Currently, I am using some simple lock-free ring buffer (lock-free is possible since I have only one consumer and one producer thread and therefore the pointers are only updated by a single thread).
#define BUF_SIZE 32768
struct buf_t { volatile int writepos; volatile void * buffer[BUF_SIZE];
volatile int readpos;) };
void produce (buf_t *b, void * e) {
int next = (b->writepos+1) % BUF_SIZE;
while (b->readpos == next); // queue is full. wait
b->buffer[b->writepos] = e; b->writepos = next;
}
void * consume (buf_t *b) {
while (b->readpos == b->writepos); // nothing to consume. wait
int next = (b->readpos+1) % BUF_SIZE;
void * res = b->buffer[b->readpos]; b->readpos = next;
return res;
}
buf_t *alloc () {
buf_t *b = (buf_t *)malloc(sizeof(buf_t));
b->writepos = 0; b->readpos = 0; return b;
}
However, this implementation is not yet fast enough and should be optimized further.
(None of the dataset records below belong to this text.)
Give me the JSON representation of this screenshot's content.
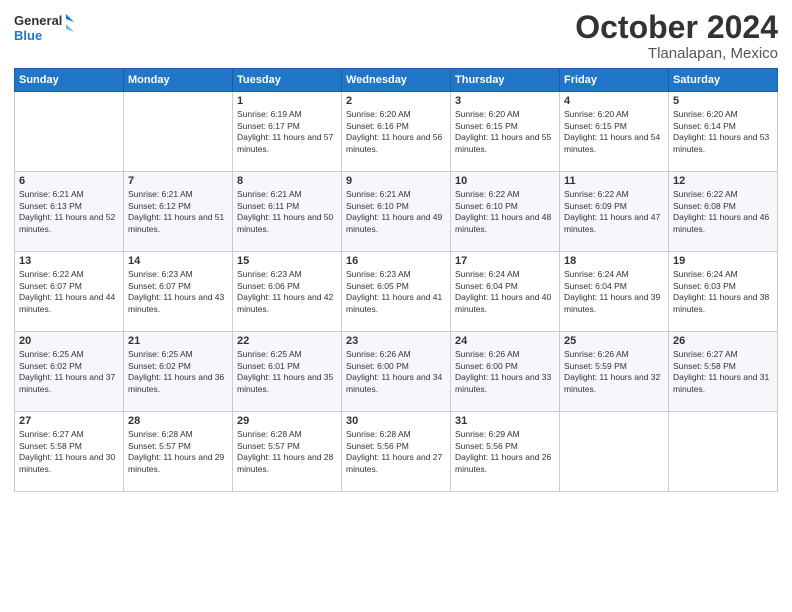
{
  "logo": {
    "line1": "General",
    "line2": "Blue"
  },
  "title": {
    "month": "October 2024",
    "location": "Tlanalapan, Mexico"
  },
  "weekdays": [
    "Sunday",
    "Monday",
    "Tuesday",
    "Wednesday",
    "Thursday",
    "Friday",
    "Saturday"
  ],
  "weeks": [
    [
      {
        "day": "",
        "sunrise": "",
        "sunset": "",
        "daylight": ""
      },
      {
        "day": "",
        "sunrise": "",
        "sunset": "",
        "daylight": ""
      },
      {
        "day": "1",
        "sunrise": "Sunrise: 6:19 AM",
        "sunset": "Sunset: 6:17 PM",
        "daylight": "Daylight: 11 hours and 57 minutes."
      },
      {
        "day": "2",
        "sunrise": "Sunrise: 6:20 AM",
        "sunset": "Sunset: 6:16 PM",
        "daylight": "Daylight: 11 hours and 56 minutes."
      },
      {
        "day": "3",
        "sunrise": "Sunrise: 6:20 AM",
        "sunset": "Sunset: 6:15 PM",
        "daylight": "Daylight: 11 hours and 55 minutes."
      },
      {
        "day": "4",
        "sunrise": "Sunrise: 6:20 AM",
        "sunset": "Sunset: 6:15 PM",
        "daylight": "Daylight: 11 hours and 54 minutes."
      },
      {
        "day": "5",
        "sunrise": "Sunrise: 6:20 AM",
        "sunset": "Sunset: 6:14 PM",
        "daylight": "Daylight: 11 hours and 53 minutes."
      }
    ],
    [
      {
        "day": "6",
        "sunrise": "Sunrise: 6:21 AM",
        "sunset": "Sunset: 6:13 PM",
        "daylight": "Daylight: 11 hours and 52 minutes."
      },
      {
        "day": "7",
        "sunrise": "Sunrise: 6:21 AM",
        "sunset": "Sunset: 6:12 PM",
        "daylight": "Daylight: 11 hours and 51 minutes."
      },
      {
        "day": "8",
        "sunrise": "Sunrise: 6:21 AM",
        "sunset": "Sunset: 6:11 PM",
        "daylight": "Daylight: 11 hours and 50 minutes."
      },
      {
        "day": "9",
        "sunrise": "Sunrise: 6:21 AM",
        "sunset": "Sunset: 6:10 PM",
        "daylight": "Daylight: 11 hours and 49 minutes."
      },
      {
        "day": "10",
        "sunrise": "Sunrise: 6:22 AM",
        "sunset": "Sunset: 6:10 PM",
        "daylight": "Daylight: 11 hours and 48 minutes."
      },
      {
        "day": "11",
        "sunrise": "Sunrise: 6:22 AM",
        "sunset": "Sunset: 6:09 PM",
        "daylight": "Daylight: 11 hours and 47 minutes."
      },
      {
        "day": "12",
        "sunrise": "Sunrise: 6:22 AM",
        "sunset": "Sunset: 6:08 PM",
        "daylight": "Daylight: 11 hours and 46 minutes."
      }
    ],
    [
      {
        "day": "13",
        "sunrise": "Sunrise: 6:22 AM",
        "sunset": "Sunset: 6:07 PM",
        "daylight": "Daylight: 11 hours and 44 minutes."
      },
      {
        "day": "14",
        "sunrise": "Sunrise: 6:23 AM",
        "sunset": "Sunset: 6:07 PM",
        "daylight": "Daylight: 11 hours and 43 minutes."
      },
      {
        "day": "15",
        "sunrise": "Sunrise: 6:23 AM",
        "sunset": "Sunset: 6:06 PM",
        "daylight": "Daylight: 11 hours and 42 minutes."
      },
      {
        "day": "16",
        "sunrise": "Sunrise: 6:23 AM",
        "sunset": "Sunset: 6:05 PM",
        "daylight": "Daylight: 11 hours and 41 minutes."
      },
      {
        "day": "17",
        "sunrise": "Sunrise: 6:24 AM",
        "sunset": "Sunset: 6:04 PM",
        "daylight": "Daylight: 11 hours and 40 minutes."
      },
      {
        "day": "18",
        "sunrise": "Sunrise: 6:24 AM",
        "sunset": "Sunset: 6:04 PM",
        "daylight": "Daylight: 11 hours and 39 minutes."
      },
      {
        "day": "19",
        "sunrise": "Sunrise: 6:24 AM",
        "sunset": "Sunset: 6:03 PM",
        "daylight": "Daylight: 11 hours and 38 minutes."
      }
    ],
    [
      {
        "day": "20",
        "sunrise": "Sunrise: 6:25 AM",
        "sunset": "Sunset: 6:02 PM",
        "daylight": "Daylight: 11 hours and 37 minutes."
      },
      {
        "day": "21",
        "sunrise": "Sunrise: 6:25 AM",
        "sunset": "Sunset: 6:02 PM",
        "daylight": "Daylight: 11 hours and 36 minutes."
      },
      {
        "day": "22",
        "sunrise": "Sunrise: 6:25 AM",
        "sunset": "Sunset: 6:01 PM",
        "daylight": "Daylight: 11 hours and 35 minutes."
      },
      {
        "day": "23",
        "sunrise": "Sunrise: 6:26 AM",
        "sunset": "Sunset: 6:00 PM",
        "daylight": "Daylight: 11 hours and 34 minutes."
      },
      {
        "day": "24",
        "sunrise": "Sunrise: 6:26 AM",
        "sunset": "Sunset: 6:00 PM",
        "daylight": "Daylight: 11 hours and 33 minutes."
      },
      {
        "day": "25",
        "sunrise": "Sunrise: 6:26 AM",
        "sunset": "Sunset: 5:59 PM",
        "daylight": "Daylight: 11 hours and 32 minutes."
      },
      {
        "day": "26",
        "sunrise": "Sunrise: 6:27 AM",
        "sunset": "Sunset: 5:58 PM",
        "daylight": "Daylight: 11 hours and 31 minutes."
      }
    ],
    [
      {
        "day": "27",
        "sunrise": "Sunrise: 6:27 AM",
        "sunset": "Sunset: 5:58 PM",
        "daylight": "Daylight: 11 hours and 30 minutes."
      },
      {
        "day": "28",
        "sunrise": "Sunrise: 6:28 AM",
        "sunset": "Sunset: 5:57 PM",
        "daylight": "Daylight: 11 hours and 29 minutes."
      },
      {
        "day": "29",
        "sunrise": "Sunrise: 6:28 AM",
        "sunset": "Sunset: 5:57 PM",
        "daylight": "Daylight: 11 hours and 28 minutes."
      },
      {
        "day": "30",
        "sunrise": "Sunrise: 6:28 AM",
        "sunset": "Sunset: 5:56 PM",
        "daylight": "Daylight: 11 hours and 27 minutes."
      },
      {
        "day": "31",
        "sunrise": "Sunrise: 6:29 AM",
        "sunset": "Sunset: 5:56 PM",
        "daylight": "Daylight: 11 hours and 26 minutes."
      },
      {
        "day": "",
        "sunrise": "",
        "sunset": "",
        "daylight": ""
      },
      {
        "day": "",
        "sunrise": "",
        "sunset": "",
        "daylight": ""
      }
    ]
  ]
}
I've tried with different BUF_SIZE
values and got some speed-up. Additionaly, I've moved writepos
before the buffer
and readpos
after the buffer
to ensure that both variables are on different cache lines which resulted also in some speed.
What I need is a speedup of about 400 %. Do you have any ideas how I could achieve this using things like padding etc?